Kunvarji Halpati (born 1967) is an Indian politician from Gujarat. He is a member of the Gujarat Legislative Assembly from Mandvi Assembly constituency, which is reserved for Scheduled Tribe community, in Surat district. He won the 2022 Gujarat Legislative Assembly election representing the Bharatiya Janata Party.

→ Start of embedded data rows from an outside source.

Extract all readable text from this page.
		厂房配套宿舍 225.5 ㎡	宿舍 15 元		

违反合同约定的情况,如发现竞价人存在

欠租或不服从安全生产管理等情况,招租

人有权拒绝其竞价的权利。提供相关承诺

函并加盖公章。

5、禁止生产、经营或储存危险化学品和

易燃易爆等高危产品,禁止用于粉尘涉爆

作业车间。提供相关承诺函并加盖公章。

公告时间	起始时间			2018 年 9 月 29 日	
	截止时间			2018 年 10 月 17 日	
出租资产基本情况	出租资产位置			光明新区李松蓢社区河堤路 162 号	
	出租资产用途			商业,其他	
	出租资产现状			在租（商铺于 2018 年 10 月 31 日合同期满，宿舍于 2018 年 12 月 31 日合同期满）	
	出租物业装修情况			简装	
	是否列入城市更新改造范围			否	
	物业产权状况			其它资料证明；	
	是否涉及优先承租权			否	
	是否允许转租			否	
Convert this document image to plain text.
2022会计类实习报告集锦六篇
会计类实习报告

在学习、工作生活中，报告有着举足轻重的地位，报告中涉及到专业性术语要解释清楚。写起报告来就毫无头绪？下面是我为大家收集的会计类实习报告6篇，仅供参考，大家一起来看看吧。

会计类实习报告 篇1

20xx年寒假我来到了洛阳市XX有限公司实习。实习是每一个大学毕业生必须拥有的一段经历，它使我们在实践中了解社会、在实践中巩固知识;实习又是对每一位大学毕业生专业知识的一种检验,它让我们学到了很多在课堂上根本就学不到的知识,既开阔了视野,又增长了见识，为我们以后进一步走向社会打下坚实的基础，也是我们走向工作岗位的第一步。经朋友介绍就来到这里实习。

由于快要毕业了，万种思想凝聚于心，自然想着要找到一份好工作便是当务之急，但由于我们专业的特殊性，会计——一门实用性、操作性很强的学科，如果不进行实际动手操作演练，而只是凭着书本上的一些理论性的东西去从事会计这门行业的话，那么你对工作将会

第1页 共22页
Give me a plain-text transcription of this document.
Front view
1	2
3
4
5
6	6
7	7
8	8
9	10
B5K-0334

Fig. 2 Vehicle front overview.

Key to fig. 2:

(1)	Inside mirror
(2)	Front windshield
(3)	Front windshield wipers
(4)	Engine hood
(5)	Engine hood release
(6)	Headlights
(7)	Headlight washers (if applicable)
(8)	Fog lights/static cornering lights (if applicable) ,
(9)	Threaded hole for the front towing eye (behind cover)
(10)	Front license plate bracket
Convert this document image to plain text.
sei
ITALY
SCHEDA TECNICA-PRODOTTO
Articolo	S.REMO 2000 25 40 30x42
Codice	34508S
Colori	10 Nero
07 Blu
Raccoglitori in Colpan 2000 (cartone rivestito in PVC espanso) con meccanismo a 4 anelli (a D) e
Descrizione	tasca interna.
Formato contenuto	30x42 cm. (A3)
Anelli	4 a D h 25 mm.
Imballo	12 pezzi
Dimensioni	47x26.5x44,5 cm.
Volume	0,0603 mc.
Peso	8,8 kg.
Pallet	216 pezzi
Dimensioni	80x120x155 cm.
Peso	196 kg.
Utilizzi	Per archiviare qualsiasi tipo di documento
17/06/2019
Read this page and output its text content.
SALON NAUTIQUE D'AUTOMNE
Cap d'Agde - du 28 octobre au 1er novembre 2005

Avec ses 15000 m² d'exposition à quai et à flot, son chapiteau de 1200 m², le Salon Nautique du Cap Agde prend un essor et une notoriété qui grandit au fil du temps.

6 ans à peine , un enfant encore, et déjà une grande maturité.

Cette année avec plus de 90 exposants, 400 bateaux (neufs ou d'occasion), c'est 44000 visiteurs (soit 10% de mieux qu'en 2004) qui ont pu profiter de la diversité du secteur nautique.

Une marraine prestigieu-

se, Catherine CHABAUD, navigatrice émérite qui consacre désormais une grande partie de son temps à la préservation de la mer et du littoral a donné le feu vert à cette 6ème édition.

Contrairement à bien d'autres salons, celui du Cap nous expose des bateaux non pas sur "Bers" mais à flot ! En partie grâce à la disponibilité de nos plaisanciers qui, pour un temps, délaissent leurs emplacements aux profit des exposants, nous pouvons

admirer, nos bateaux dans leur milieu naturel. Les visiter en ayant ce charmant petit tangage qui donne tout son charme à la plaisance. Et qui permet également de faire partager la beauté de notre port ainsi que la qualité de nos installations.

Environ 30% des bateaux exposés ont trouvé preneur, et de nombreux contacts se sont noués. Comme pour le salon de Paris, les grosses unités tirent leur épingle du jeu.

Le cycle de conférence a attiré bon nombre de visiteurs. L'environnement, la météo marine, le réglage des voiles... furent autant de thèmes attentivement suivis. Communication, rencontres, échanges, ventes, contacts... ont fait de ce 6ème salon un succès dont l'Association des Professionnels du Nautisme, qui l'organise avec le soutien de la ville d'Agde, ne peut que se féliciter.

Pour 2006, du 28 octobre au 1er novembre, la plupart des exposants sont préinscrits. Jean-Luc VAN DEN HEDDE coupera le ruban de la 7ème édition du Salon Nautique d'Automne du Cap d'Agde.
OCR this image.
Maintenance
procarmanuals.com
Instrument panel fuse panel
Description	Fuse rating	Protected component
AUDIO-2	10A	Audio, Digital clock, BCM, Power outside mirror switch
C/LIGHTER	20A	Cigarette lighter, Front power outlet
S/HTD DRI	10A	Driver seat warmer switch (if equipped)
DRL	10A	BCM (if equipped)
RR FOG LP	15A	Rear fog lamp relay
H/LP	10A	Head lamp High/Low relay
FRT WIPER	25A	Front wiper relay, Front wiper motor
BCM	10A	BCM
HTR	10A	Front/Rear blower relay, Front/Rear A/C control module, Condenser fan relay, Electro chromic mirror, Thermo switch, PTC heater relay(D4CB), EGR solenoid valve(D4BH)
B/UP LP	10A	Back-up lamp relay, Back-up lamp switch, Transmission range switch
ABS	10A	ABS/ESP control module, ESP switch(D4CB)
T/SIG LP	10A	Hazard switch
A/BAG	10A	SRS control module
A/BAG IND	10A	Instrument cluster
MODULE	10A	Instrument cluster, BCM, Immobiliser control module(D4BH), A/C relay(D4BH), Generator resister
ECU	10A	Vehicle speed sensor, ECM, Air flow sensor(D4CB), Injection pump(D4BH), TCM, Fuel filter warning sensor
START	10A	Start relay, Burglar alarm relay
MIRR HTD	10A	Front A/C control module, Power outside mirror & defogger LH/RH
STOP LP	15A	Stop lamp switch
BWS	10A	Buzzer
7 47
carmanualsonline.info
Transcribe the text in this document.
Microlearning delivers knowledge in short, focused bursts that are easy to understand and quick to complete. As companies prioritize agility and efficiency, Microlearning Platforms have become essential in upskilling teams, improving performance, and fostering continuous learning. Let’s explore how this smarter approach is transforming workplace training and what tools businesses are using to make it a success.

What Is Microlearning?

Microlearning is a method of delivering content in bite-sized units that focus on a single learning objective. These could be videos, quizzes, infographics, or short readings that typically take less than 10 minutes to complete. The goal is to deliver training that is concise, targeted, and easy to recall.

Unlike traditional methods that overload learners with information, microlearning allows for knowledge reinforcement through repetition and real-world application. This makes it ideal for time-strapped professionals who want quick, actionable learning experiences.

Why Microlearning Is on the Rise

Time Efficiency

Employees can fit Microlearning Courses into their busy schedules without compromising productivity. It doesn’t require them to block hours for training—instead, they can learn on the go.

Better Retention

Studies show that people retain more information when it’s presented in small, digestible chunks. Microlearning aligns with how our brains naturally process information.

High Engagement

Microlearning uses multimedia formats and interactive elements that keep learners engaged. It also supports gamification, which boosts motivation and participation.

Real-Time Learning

== Early life and education ==
Halpati is from Mahua, Surat district, Gujarat. He is the son of Narsinhbhai Halpati. He completed his BA in 1989 at a college affiliated with Veer Narmad South Gujarat University, Surat and later did a diploma in education and passed the examinations conducted by Gujarat State Examination Board, Ahmedabad in 1991.

== Career ==
Halpati won from Mandvi Assembly constituency representing the Bharatiya Janata Party in the 2022 Gujarat Legislative Assembly election. He polled 74,502 votes and defeated his nearest rival and sitting MLA, Anand Chaudhari of the Indian National Congress, by a margin of 18,109 votes. He contested as an independent candidate in the 2017 Gujarat Legislative Assembly election and finished third behind winner Anand Chaudhari of Congress and Merjibhai Chaudhari of BJP, who finished second. For BJP, the victory in the tribal Mandvi constituency is the first entry and Halpati was rewarded with a ministerial post, as he also represents one of the poorest tribal communities, the Halpati community.